Lundi 30 octobre 2017, l'Organisation météorologique mondiale (OMM) a publié son bulletin annuel sur les gaz à effet de serre. Celui-ci fait état d'une nouvelle hausse sans précédent des concentrations atmosphériques de CO2 entre 2015 et 2016. Les causes principales sont encore les activités humaines et aussi un puissant phénomène El Niño en 2016.

Evolution de la concentration en CO2 atmosphérique entre 1985 et 2016

 

 

(d'après le Bulletin de l'OMM n°13 sur les gaz à effet de serre, le 30 octobre 2017)

 

Des concentrations records

En 2016, la concentration de CO2 dans l'atmosphère a représenté 1,45 fois ce qu'elle était à l'époque pré-industrielle.  La teneur annuelle moyenne à l'échelle du globe a été de 403,3 ppm*. Le seuil symbolique des 400,00 ppm avait été atteint en moyenne annuelle, et à l'échelle du globe  en 2015. Le taux d'augmentation du CO2 atmosphérique sur les 70 dernières années est environ 100 fois plus élevé qu'à la fin de la dernière période glaciaire.
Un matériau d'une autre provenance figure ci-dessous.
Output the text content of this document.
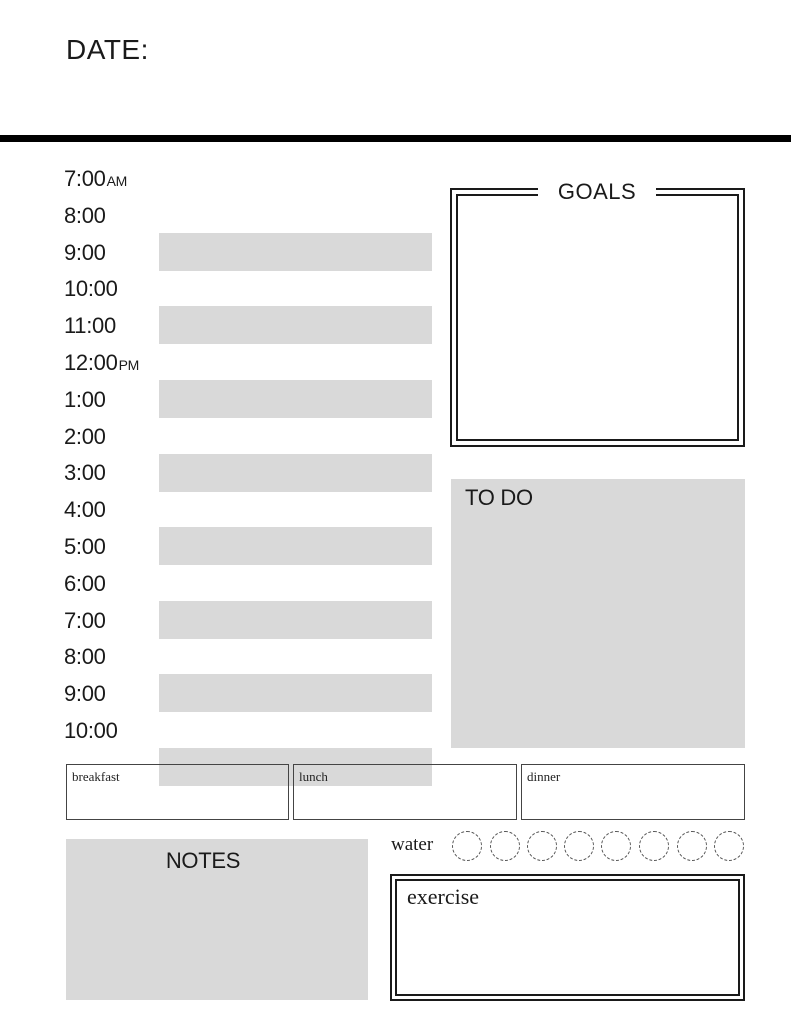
DATE:
7:00AM
8:00
9:00
10:00
11:00
12:00PM
1:00
2:00
3:00
4:00
5:00
6:00
7:00
8:00
9:00
10:00
GOALS
TO DO
breakfast	lunch	dinner
NOTES
water
exercise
Durant les derniers 800 000 ans jusqu'à l'ère pré-industrielle, la concentration de CO2 n'avait pas dépassé les 280 ppm*.
 
La concentration en méthane, deuxième plus important gaz à effet de serre, a également atteint un nouveau pic en 2016, avec environ 1853 ppb**, soit près de 2,6 fois le niveau préindustriel. 
 
La concentration en protoxyde d'azote a atteint quant à elle 328,9 ppb, soit 1,22 fois son niveau d'avant 1750.

Des conséquences sur le climat mondial 

Depuis 1990, le forçage radiatif, qui a pour effet de réchauffer le climat, a augmenté de 40 %. Le dioxyde de carbone est, à lui seul, responsable de 80 % de la progression constatée.

La dernière fois que la Terre a connu une teneur en CO2 comparable, c'était il y a 3 à 5 millions d'années : la température était alors  de 2 à 3 degrés plus élevée et le niveau de la mer était supérieur de 10 à 20 mètres par rapport au niveau actuel.